Households who do not qualify for Medicare but earn less than 300 percent above the poverty line, about $32,000 for individuals and $66,000 for a family of 4, will receive subsidies toward the cost of insurance. These reforms are broadly accepted but leave out a vital segment of the population: middle class people who are uninsured by their employers.

The central remaining challenge, then, concerns helping middle-class workers who are self-employed or employed by small businesses.

One basic consensus has been reached. State level healthcare exchanges, open only to individuals uninsured by their employers and to small businesses, will be created to promote competition and provide easily-accessible price comparisons for smaller purchasers.

The current political battle in Washington centers on one complicated policy question: are the exchanges enough to hold prices down for small purchasers? Most Democrats in Congress believe a public option will be needed within the new exchange to protect small purchasers from price gouging.

Republicans, along with a collection of conservative Democrats, believe a public plan constitutes undue government interference in the healthcare market. But the most ardent supporters and strident opponents of the public option often miss a key point: the public option being debated would only be available to the roughly 10 percent of Americans eligible for healthcare exchanges.
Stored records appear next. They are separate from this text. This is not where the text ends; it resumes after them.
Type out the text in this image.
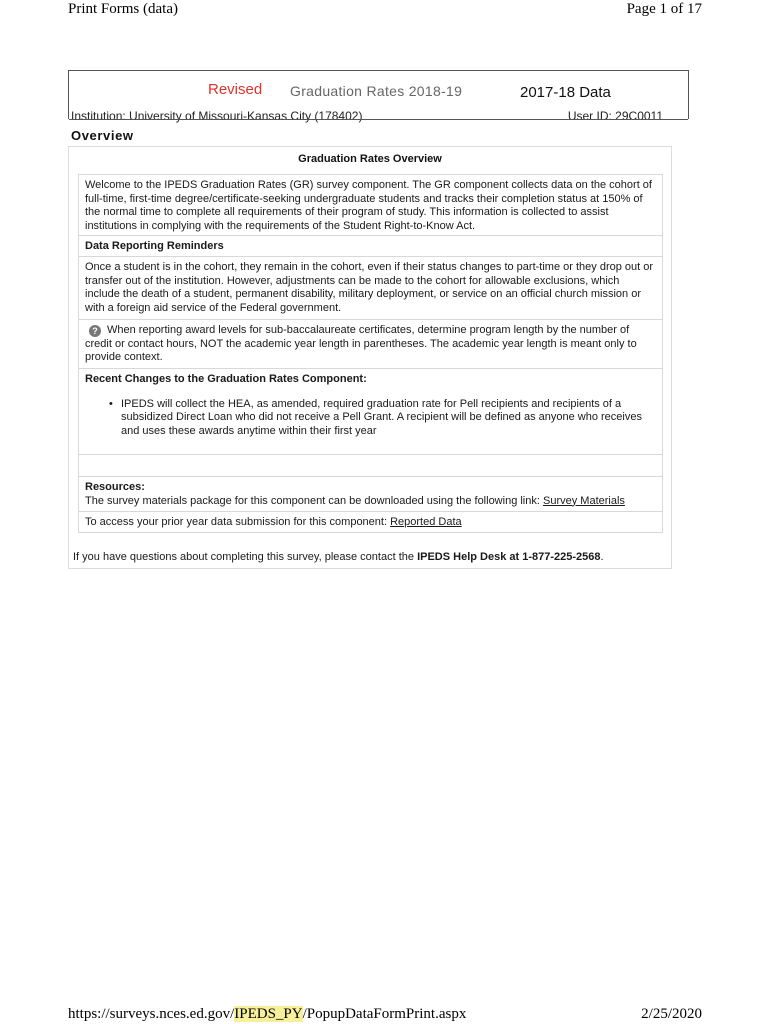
Print Forms (data)	Page 1 of 17
Revised Graduation Rates 2018-19	2017-18 Data
Institution: University of Missouri-Kansas City (178402)	User ID: 29C0011
Overview
Graduation Rates Overview
Welcome to the IPEDS Graduation Rates (GR) survey component. The GR component collects data on the cohort of full-time, first-time degree/certificate-seeking undergraduate students and tracks their completion status at 150% of the normal time to complete all requirements of their program of study. This information is collected to assist institutions in complying with the requirements of the Student Right-to-Know Act.
Data Reporting Reminders
Once a student is in the cohort, they remain in the cohort, even if their status changes to part-time or they drop out or transfer out of the institution. However, adjustments can be made to the cohort for allowable exclusions, which include the death of a student, permanent disability, military deployment, or service on an official church mission or with a foreign aid service of the Federal government.
? When reporting award levels for sub-baccalaureate certificates, determine program length by the number of credit or contact hours, NOT the academic year length in parentheses. The academic year length is meant only to provide context.
Recent Changes to the Graduation Rates Component:
• IPEDS will collect the HEA, as amended, required graduation rate for Pell recipients and recipients of a subsidized Direct Loan who did not receive a Pell Grant. A recipient will be defined as anyone who receives and uses these awards anytime within their first year
Resources:
The survey materials package for this component can be downloaded using the following link: Survey Materials
To access your prior year data submission for this component: Reported Data
If you have questions about completing this survey, please contact the IPEDS Help Desk at 1-877-225-2568.
https://surveys.nces.ed.gov/IPEDS_PY/PopupDataFormPrint.aspx	2/25/2020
Only consumers who are ineligible for Medicare or Medicaid and who are not offered healthcare plans by their employers could potentially purchase a public plan.

While the public option could play a significant role for this 10 percent, it is neither the savior of the healthcare system portrayed by many on the left nor the menacing socialist master plot portrayed by the right. The public option as it is currently conceived remains significant, but is not truly central to the core policy approaches of the healthcare reform effort.

This option matters chiefly not as a policy approach, but as a broader test of our political system’s ability to generate sound policy. The basic conservative argument against the public option is that we cannot allow the government to offer a healthcare plan because the government is grossly inefficient. If we allow it to offer a plan, it will be too efficient and will out-compete private insurers.

The logic of conservative opposition defeats itself. The public option will not be subsidized by taxpayers.

It will save money through administrative streamlining and reduced marketing costs. If it fails to provide quality healthcare, no one will purchase it. If it succeeds, millions of Americans will be offered quality care at a reduced cost.

Conservative opposition to the public option does not center on a serious policy critique, but rather on an anti-government fundamentalism which pervades American conservatism.

Republicans in Congress could be making their own substantive contributions to the reform plan, but by attempting to legislate according to ideological absolutes over genuine policy concerns, they undermine not only their own relevance, but the efficacy of the legislative process.

The battle over the public option will provide a fundamental test for our legislative process and our political culture.

It will test the ability of our democracy to value pragmatic policy over ideological purity, to value sound analysis over political posturing, and to govern effectively even amidst political polarization.